“Twenty-five rooms! Did you hear that, Adolph? Twenty-five rooms! I bet, Mr. Hochenheimer, your mother is proud of such a son as can give her twenty-five rooms.”
“We don’t say much about it to each other, my mother and me; but—you can believe me or not—in our big, stylish house up there on the hill, with her servants to take away from her all the pleasure of work and her market and old friends down on Richmond Street yet, and nothing but gold furniture round her, she gets lonesome enough. If it wasn’t for my garden and the beautiful scenery from my terraces, I would wish myself back in our little down-town house more than once, too. I tell you, Mrs. Shongut, fineness ain’t everything.”
“You should bring your mother some time to Mound City with you when you come over on business, Mr. Hochenheimer. We would do our best to make it pleasant for her.”
“She’s an old woman, Mrs. Shongut, and in a train or an automobile I can’t get her. I guess it would be better, Mrs. Shongut, if I carry off some of your family with me to Cincinnati.”

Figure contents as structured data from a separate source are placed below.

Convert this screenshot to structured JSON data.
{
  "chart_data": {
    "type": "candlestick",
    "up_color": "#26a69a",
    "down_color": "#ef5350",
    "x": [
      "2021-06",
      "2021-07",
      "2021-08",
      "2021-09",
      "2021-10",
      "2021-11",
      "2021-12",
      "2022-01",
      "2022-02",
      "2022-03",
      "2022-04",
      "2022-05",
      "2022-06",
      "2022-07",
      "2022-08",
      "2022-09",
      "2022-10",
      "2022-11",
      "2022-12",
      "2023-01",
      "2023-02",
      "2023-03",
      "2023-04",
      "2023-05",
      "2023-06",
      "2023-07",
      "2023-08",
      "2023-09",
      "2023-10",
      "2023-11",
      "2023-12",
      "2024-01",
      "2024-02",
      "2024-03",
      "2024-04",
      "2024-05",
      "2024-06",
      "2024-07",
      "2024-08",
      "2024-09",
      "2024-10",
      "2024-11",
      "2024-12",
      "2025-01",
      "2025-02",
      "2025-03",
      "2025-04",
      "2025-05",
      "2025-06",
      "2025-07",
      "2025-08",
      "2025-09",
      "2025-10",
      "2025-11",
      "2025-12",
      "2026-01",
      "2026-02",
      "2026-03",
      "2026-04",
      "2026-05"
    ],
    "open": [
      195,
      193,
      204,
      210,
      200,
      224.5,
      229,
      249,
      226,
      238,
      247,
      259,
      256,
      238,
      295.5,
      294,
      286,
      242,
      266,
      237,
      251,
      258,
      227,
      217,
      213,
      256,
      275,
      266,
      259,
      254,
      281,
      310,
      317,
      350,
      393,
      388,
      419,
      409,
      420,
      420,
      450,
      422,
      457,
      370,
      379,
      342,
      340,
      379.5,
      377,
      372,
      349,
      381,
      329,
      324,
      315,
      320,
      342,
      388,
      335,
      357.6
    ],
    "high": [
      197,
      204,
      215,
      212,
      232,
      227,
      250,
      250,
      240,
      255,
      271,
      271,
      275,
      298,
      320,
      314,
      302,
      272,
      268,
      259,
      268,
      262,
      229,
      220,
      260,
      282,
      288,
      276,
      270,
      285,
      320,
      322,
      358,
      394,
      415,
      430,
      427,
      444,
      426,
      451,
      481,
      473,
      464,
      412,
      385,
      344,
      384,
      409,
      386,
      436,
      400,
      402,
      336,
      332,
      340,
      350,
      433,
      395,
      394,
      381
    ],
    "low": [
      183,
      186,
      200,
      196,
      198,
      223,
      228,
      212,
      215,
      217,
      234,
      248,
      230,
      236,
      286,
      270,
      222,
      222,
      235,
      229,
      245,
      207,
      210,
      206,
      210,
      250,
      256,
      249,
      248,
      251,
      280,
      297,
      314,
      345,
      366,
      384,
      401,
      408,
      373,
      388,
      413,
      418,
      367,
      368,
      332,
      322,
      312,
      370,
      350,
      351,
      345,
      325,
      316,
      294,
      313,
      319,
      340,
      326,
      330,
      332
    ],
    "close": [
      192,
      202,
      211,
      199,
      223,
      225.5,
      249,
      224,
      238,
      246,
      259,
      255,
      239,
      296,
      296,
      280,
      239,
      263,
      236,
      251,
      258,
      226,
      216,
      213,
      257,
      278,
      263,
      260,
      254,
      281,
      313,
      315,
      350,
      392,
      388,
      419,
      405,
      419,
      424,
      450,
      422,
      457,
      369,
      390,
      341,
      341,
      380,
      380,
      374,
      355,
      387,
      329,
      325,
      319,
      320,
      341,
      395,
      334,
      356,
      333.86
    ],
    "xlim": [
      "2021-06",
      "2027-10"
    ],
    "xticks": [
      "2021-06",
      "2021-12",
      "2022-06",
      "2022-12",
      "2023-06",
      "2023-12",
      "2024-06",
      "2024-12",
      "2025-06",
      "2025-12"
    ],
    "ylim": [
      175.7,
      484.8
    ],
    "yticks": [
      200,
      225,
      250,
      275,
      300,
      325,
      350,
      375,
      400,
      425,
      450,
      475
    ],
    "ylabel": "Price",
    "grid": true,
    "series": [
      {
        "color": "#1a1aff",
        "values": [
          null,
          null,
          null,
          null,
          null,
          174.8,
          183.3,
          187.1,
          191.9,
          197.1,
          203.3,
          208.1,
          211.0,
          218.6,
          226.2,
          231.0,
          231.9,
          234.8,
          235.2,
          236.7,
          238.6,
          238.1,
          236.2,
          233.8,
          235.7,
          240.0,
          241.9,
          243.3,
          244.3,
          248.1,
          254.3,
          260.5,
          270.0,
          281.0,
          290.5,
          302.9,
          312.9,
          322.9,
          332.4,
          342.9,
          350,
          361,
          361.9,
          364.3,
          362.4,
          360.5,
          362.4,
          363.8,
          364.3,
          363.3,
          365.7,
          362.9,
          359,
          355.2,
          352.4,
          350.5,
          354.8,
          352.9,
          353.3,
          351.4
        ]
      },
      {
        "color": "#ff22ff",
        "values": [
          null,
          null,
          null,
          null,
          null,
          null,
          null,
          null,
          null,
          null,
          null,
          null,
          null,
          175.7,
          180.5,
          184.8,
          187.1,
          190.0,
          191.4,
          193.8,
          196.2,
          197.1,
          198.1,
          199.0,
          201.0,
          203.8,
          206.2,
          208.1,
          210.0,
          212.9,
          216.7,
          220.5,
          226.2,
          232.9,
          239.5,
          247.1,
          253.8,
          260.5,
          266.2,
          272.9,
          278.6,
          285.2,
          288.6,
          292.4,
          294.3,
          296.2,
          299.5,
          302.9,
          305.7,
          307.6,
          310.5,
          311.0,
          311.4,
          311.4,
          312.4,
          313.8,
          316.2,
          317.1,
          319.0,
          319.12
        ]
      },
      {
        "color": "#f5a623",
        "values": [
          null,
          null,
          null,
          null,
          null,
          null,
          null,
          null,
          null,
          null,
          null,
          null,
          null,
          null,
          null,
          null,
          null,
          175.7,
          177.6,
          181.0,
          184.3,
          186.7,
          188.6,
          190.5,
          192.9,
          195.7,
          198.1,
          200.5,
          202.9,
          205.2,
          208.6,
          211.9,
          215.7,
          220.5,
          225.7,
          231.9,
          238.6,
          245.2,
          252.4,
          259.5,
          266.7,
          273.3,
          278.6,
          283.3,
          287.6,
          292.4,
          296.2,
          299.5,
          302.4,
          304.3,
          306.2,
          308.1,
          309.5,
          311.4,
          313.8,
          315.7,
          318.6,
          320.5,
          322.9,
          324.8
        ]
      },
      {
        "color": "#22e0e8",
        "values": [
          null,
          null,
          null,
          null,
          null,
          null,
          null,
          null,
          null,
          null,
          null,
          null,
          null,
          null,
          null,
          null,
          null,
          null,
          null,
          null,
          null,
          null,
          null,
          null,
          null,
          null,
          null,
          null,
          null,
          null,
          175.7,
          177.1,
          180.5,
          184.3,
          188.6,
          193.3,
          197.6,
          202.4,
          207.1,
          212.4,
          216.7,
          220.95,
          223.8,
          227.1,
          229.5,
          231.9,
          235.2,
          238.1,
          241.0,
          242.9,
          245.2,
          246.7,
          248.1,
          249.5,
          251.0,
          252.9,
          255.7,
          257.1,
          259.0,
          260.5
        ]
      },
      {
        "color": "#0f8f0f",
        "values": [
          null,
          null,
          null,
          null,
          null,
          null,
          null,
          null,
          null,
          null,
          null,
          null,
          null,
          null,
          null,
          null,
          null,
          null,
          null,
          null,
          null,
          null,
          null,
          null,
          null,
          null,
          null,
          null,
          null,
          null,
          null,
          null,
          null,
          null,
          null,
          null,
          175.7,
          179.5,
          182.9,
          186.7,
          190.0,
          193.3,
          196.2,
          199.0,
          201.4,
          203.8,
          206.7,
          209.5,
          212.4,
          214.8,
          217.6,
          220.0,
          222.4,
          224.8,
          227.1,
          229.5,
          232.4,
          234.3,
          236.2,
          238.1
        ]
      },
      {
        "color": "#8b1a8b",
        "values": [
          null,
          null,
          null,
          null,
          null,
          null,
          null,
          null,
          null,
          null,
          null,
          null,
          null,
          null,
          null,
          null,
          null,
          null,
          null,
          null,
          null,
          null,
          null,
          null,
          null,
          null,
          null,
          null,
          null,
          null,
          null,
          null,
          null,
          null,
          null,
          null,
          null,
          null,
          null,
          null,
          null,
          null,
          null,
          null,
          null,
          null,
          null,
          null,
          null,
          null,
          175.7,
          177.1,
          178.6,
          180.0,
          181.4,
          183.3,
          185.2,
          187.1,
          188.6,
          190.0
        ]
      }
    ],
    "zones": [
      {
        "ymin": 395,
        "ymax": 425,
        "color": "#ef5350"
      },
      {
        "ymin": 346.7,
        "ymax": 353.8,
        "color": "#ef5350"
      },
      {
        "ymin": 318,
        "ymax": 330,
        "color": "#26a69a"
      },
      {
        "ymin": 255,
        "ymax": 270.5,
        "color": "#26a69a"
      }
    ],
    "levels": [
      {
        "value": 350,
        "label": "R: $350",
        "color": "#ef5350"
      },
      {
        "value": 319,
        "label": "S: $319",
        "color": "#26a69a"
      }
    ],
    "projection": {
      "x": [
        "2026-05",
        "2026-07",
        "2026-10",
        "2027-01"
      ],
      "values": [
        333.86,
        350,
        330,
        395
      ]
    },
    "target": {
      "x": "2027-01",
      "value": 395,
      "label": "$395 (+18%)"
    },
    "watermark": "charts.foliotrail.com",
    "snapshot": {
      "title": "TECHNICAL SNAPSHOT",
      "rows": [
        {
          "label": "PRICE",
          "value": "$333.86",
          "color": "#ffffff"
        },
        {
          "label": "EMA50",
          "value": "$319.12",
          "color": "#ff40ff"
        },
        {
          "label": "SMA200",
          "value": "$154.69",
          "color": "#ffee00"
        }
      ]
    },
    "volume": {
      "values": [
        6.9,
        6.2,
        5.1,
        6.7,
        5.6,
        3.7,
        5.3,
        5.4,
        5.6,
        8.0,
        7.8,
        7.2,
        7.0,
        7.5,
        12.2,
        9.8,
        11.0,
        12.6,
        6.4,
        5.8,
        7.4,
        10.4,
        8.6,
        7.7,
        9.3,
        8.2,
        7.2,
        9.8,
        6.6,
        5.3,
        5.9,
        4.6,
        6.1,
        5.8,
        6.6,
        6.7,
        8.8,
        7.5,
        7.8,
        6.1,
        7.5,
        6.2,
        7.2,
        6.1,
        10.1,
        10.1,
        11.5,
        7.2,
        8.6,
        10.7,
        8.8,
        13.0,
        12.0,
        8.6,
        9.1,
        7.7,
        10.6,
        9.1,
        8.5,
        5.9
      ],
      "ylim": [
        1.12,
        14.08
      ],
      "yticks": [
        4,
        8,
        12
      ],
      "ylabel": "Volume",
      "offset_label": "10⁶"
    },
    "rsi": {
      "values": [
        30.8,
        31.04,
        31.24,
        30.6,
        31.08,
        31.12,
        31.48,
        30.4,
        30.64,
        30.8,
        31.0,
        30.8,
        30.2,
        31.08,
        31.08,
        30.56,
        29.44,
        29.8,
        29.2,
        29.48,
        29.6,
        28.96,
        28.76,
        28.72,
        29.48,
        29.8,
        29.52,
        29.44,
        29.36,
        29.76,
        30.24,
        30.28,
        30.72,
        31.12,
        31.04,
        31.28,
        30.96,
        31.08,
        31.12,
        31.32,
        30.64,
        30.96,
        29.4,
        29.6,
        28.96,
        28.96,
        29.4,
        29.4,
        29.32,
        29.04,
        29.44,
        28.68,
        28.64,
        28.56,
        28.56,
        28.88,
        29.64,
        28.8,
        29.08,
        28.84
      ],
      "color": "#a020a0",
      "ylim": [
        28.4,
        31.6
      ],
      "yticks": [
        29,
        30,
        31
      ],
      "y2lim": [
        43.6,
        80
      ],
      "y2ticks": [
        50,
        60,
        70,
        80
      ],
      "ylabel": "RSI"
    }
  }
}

And, to belie that his words had any glittering import, he lay back in his chair in a state of silent laughter, which set his soft-fleshed cheeks aquiver; and his blue eyes, so ready yet so reluctant, disappeared behind a tight squint.
“Adolph, I guess Mr. Hochenheimer will excuse us—eh? Renie, you can entertain Mr. Hochenheimer while me and papa go and spend the evening over at Aunt Meena’s. Mr. Shongut’s sister, Mr. Hochenheimer, ’ain’t been so well. Anyways, I always say young folks ’ain’t got no time for old ones.”
“You go right ahead along, Mrs. Shongut. Don’t treat me like company. I hope Miss Renie don’t mind if I spend the evening?”
“I should say not.”
“Hochenheimer, a cigar?”
“Thanks; I don’t smoke.”
“My husband, with his heart trouble, shouldn’t smoke, neither, Mr. Hochenheimer; it worries me enough. What me and the doctors tell him goes in one ear and out of the other.”
“See, Hochenheimer, when you get a wife how henpecked you get!”
“A henpeck never drew much blood, Shongut.”
“Come, Adolph; it is a long car-ride to Meena’s.”
They pushed back from the table, the four of them, smiling-lipped. With his short-fingered, hairy-backed hands Mr. Hochenheimer dusted at his coat lapels, then shook his bulging trousers knees into place.
The lamp of inner sanctity burns in strange temples. A carpenter in haircloth shirt first turned men’s hearts outward. Who can know, who does not first cross the plain of the guide with gold, that behind the moldy panels at Ara Coeli reigns the jeweled bambino, robed in the glittering gems of sacrifice?
Who could know, as Mr. Hochenheimer stood there in the curtailed dignity of his five feet five, that behind his speckled and slightly rotund waistcoat a choir sang of love, and that the white flame of his spirit burned high?